'Anwendungen' von Stetigkeit.
Nachdem wir in den letzten vier Folgen eigentlich nur verschiedene Begriffe erklärt hatten (Metrischer Raum, Topologischer Raum, stetig, Fläche, kompakt, orientierbar), ist es wohl an der Zeit, mal wieder etwas zu beweisen.
Frage: gibt es auf der abgebildeten Temperaturverteilungskarte (Quelle: https://www.ssec.wisc.edu/data/comp/latest_cmoll.gif) zwei genau gegenüberliegende ('antipodale') Punkte der Erdoberfläche mit exakt gleicher Temperatur?
Satz: Auf der Erde gibt es zu jedem Zeitpunkt auf jedem Großkreis zwei antipodale Punkte, die die selbe Temperatur haben.
(Nüchterner ausgedrückt: auf der 2-dimensionalen Sphäre S
2 sei T:S
2---->R eine stetige Funktion. Dann gibt es auf jedem Großkreis einen Punkt x mit T(x)=T(-x).)
Dieser Satz ist aus metereologischer Sicht offensichtlich völlig nutzlos, zumal er ja noch nicht einmal sagt, wie man diese beiden Punkte gleicher Temperatur berechnen könnte.
Die Veranschaulichung mit den antipodalen Punkten ist also weniger eine Anwendung als eine Merkhilfe, allerdings eine recht effektive.
Richtige Anwendungen hat der Satz aber natürlich auch, dazu kommen wir weiter unten.
Beweis: Durch Projektion des Großkreises auf die Ebene kann man das Problem offenbar auf folgendes Problem zurückführen: Es sei eine Temperaturverteilung T auf dem Einheitskreis (in der Ebene) gegeben. Man zeige, daß es einen Punkt x auf dem Kreis mit T(x)=T(-x) gibt.
Diese Behauptung zeigen wir wie folgt: man betrachte die Funktion f(x)=T(x)-T(-x). Offensichtlich gilt f(-x)=-f(x) für alle x.
Wenn es ein x mit f(x)=0 gibt, sind wir fertig, weil dann T(x)=T(-x) ist.
Anderenfalls haben wir wegen f(-x)=-f(x) ein Paar antipodaler Punkte, an denen f unterschiedliche Vorzeichen hat (ich meine: in einem der beiden Punkte ist f positiv, im anderen negativ). Wenn wir jetzt entlang des Halbkreises von x nach -x gehen, dann ändern sich die Funktionswerte von f vom Positiven zum Negativen (oder umgekehrt), zwischendurch muß es (wegen der Stetigkeit der Temperaturverteilung) also einen Punkt p mit f(p)=0 geben. Für diesen ist dann also T(p)=T(-p).
Eine Verschärfung des gerade gezeigten Satzes ist das (2-dimensionale)
Borsuk-Ulam-Theorem:
Für jede stetige Abildung f:S2 ---> R2 gibt es einen Punkt x mit f(x)=f(-x).

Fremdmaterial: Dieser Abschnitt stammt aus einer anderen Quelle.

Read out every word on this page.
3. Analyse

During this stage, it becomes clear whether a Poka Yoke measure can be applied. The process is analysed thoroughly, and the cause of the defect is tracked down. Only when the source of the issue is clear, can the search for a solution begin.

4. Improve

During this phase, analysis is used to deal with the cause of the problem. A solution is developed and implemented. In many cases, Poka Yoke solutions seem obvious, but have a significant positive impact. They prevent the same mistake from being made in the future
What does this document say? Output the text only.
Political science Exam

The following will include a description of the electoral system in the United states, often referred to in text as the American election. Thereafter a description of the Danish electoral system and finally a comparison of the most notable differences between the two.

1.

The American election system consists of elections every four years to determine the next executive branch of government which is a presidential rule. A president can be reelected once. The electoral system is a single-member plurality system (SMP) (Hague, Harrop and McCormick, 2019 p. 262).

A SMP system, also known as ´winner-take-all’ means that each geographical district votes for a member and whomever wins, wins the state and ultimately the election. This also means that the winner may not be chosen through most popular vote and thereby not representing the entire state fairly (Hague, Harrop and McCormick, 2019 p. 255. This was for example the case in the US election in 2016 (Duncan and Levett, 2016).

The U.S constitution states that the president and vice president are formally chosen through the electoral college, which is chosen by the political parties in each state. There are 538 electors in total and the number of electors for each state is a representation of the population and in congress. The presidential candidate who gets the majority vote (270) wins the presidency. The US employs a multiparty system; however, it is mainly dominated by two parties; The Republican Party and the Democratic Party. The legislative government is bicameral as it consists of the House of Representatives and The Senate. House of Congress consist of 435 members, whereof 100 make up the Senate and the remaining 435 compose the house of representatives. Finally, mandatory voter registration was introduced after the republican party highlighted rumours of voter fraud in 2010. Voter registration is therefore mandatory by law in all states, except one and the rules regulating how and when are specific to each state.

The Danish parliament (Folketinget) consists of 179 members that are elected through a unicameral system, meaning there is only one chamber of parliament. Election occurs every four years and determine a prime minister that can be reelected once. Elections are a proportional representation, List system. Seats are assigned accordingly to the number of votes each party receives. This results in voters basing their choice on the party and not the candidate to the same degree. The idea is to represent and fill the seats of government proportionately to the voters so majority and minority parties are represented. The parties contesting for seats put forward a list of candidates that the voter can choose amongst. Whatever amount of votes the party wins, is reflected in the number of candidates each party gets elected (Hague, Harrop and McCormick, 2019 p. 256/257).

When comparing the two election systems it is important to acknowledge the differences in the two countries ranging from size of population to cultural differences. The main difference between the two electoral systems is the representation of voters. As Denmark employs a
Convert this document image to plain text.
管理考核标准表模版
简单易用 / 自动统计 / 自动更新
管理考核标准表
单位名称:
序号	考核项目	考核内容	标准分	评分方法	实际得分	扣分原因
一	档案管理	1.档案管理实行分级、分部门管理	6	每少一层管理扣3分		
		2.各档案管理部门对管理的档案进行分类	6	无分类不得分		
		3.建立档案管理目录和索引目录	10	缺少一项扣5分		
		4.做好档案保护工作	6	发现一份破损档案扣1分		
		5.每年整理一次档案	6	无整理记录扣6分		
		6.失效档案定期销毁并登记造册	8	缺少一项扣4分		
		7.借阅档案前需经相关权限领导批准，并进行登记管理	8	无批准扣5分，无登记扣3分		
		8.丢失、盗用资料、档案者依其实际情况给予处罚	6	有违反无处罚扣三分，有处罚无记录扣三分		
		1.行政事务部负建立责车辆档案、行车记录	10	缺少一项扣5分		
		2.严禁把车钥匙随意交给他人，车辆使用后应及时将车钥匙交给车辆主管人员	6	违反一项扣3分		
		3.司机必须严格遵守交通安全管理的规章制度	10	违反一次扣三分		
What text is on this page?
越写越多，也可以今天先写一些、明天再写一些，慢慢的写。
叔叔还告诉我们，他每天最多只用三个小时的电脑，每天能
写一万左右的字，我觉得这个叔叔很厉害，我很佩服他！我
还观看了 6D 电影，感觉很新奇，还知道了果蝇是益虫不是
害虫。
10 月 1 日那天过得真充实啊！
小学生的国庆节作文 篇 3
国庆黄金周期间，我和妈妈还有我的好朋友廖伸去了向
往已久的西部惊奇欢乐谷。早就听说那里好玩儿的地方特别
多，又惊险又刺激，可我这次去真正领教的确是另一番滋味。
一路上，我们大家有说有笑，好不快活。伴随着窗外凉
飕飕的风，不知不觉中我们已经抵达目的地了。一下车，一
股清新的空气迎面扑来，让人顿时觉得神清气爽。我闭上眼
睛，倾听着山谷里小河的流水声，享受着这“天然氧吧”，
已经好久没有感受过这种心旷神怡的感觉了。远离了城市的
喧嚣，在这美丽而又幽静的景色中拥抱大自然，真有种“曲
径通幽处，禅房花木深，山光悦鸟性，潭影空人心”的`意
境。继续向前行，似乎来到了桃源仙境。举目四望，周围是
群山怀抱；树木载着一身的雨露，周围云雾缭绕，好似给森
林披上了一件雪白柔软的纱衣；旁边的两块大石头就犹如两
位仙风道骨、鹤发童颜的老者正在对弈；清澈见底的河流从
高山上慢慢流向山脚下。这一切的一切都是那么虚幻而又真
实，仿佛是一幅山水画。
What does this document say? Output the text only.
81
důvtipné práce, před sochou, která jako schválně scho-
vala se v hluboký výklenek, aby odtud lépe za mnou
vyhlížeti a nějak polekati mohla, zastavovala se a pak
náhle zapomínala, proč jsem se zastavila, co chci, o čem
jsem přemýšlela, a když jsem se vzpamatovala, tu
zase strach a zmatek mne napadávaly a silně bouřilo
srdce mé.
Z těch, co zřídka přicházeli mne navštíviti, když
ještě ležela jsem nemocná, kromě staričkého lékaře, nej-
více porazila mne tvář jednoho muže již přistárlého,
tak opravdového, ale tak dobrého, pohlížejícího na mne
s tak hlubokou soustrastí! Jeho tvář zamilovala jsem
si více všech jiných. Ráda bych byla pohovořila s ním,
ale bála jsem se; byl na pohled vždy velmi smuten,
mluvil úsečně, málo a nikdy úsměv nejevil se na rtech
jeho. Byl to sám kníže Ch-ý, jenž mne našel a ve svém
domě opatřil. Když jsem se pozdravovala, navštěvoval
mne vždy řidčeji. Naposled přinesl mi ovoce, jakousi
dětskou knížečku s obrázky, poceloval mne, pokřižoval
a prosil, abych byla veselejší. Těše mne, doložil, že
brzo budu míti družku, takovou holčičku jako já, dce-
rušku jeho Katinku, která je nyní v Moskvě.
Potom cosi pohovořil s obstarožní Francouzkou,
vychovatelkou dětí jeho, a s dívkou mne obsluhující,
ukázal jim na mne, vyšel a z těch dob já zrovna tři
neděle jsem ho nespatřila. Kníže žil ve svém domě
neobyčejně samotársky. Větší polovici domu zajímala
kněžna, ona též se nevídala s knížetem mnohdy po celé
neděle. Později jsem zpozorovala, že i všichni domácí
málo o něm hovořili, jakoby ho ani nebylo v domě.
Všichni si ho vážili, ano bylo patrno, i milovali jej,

(Die Erschwernis besteht darin, daß man jetzt Abbildungen nach R
2 statt nach R betrachtet. Einen Beweis findet man z.B.
hier.)
Wenn man diesen Satz in anschaulichen Begriffen formulieren will:
es gibt ein Paar antipodaler Punkte auf der Erdoberfläche mit gleicher Temperatur und gleichem Luftdruck. (Statt Temperatur und Luftdruck hätte man natürlich auch zwei beliebige andere Größen nehmen können, vorausgesetzt sie ändern sich stetig.)
Nun also zu ernsthafteren Anwendungen. (Das wird jetzt natürlich etwas vage, weil der Zusammenhang zwischen dem Borsuk-Ulam-Theorem und den folgenden Anwendungen sich nicht in wenigen Worten erklären läßt.)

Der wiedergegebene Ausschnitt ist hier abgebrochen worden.